CLEVELAND — With Wednesday's filing deadline looming, two more hopefuls for Cleveland mayor filed their nominating petitions, including Cleveland City Council President Kevin Kelley.
"Seeking the office of the mayor of the city of Cleveland is really an awesome feeling," Kelley said. "I understand the challenge of this position, I understand the challenges that Cleveland is facing right now but I believe that with my experience I know where the problems lie and I think I know enough about city hall how to fix them. That being said, it's not lost on me just the gravity of this moment."
Outside, Kelley told his waiting supporters who helped in the gathering of the more than 5,000 voter signatures that the door knocking is not over.
“Every weeknight, every weekend, every day of the week we’re going to be on the streets taking the case to the people," Kelley said.
Kevin Kelley was the biggest name from Cleveland's voter-rich west side in this race until Monday, when former Cleveland mayor and fellow west-sider Dennis Kucinich entered the race.

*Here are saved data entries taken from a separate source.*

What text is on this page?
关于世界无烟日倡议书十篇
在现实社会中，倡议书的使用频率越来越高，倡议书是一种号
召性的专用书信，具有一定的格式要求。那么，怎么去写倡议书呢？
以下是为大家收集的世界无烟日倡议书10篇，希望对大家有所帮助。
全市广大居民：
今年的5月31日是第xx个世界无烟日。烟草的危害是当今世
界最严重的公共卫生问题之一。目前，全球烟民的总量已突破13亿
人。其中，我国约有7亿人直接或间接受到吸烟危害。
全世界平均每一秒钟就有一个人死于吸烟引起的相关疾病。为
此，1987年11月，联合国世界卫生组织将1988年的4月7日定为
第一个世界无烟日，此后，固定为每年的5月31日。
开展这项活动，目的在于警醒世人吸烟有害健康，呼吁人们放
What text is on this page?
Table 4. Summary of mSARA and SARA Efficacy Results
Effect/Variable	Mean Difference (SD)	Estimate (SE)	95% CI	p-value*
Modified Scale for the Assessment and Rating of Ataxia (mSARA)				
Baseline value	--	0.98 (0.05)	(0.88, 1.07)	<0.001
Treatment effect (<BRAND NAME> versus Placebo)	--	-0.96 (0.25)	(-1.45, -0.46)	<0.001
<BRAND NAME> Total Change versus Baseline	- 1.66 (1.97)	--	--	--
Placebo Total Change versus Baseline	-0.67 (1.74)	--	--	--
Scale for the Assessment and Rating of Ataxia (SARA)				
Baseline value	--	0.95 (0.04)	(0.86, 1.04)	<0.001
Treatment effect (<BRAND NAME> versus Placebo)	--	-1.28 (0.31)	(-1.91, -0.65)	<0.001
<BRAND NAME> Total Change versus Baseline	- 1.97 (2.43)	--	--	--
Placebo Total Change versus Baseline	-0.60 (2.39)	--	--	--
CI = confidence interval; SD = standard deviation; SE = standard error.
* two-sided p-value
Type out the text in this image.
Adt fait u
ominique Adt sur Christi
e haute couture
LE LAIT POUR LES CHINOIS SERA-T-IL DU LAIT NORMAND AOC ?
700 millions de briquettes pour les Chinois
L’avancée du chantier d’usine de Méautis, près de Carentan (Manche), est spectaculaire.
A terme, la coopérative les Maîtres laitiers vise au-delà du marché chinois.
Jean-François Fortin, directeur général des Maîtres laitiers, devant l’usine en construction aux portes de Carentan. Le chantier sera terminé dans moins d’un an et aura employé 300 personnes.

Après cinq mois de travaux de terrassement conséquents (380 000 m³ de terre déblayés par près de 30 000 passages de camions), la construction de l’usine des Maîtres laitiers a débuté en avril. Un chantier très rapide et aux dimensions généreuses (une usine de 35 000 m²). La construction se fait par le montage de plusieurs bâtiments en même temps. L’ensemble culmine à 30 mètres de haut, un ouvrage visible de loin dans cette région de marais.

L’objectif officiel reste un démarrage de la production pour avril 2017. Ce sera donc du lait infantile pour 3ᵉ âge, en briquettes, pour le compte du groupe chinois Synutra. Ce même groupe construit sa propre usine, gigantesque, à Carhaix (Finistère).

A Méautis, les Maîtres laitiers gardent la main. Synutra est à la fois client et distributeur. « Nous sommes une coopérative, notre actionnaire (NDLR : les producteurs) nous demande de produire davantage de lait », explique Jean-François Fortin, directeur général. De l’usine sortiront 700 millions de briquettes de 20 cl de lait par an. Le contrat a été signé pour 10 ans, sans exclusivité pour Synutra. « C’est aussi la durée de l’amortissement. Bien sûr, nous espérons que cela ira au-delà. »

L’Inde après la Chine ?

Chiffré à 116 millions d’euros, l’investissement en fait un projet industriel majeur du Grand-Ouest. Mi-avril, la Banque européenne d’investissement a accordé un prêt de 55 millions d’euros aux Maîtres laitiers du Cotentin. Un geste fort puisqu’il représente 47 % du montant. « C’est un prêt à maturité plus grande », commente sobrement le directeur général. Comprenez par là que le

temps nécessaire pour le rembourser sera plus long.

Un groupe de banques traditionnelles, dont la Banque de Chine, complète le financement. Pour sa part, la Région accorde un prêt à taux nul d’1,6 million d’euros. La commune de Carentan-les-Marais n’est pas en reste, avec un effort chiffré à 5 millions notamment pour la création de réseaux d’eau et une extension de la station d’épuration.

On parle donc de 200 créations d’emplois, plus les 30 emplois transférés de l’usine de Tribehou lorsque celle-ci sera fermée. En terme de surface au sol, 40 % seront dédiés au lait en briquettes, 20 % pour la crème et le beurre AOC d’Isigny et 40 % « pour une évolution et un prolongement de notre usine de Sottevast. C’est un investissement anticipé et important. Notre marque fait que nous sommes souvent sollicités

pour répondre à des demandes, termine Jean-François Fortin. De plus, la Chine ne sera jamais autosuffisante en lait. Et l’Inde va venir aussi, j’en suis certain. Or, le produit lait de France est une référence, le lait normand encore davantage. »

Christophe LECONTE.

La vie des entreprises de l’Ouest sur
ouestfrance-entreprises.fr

"With Kucinich jumping in, that in many ways pushes Kevin Kelley aside, to some degree," said News 5 Political Analyst Dr. Tom Sutton of Baldwin Wallace University. But Sutton also believes Kelley's continuing run on council and as council president helps him in fundraising and ground game.
"Kevin Kelley has a big head start because he has a ground network that's current and Dennis Kucinich is trying to revive a ground network that's been dormant for several years," Sutton said.
Kelley, for his part, says he isn’t phased by the Kucinich run.
“I can’t control who files, but as far as I’m concerned this election is about the future of the City of Cleveland," Kelley said. "This is about moving forward, the past is the past. I am envisioning a future that is different from the past.”
Also filing Tuesday was another west-sider, Ross DiBello, an attorney in West Park. The two join State Senator Sandra Williams, former Councilman Zack Reed and businessman Justin Bibb in submitting the required 3,000 signatures to get their names on the September primary ballot, with the two top vote-getters facing off against each other in November.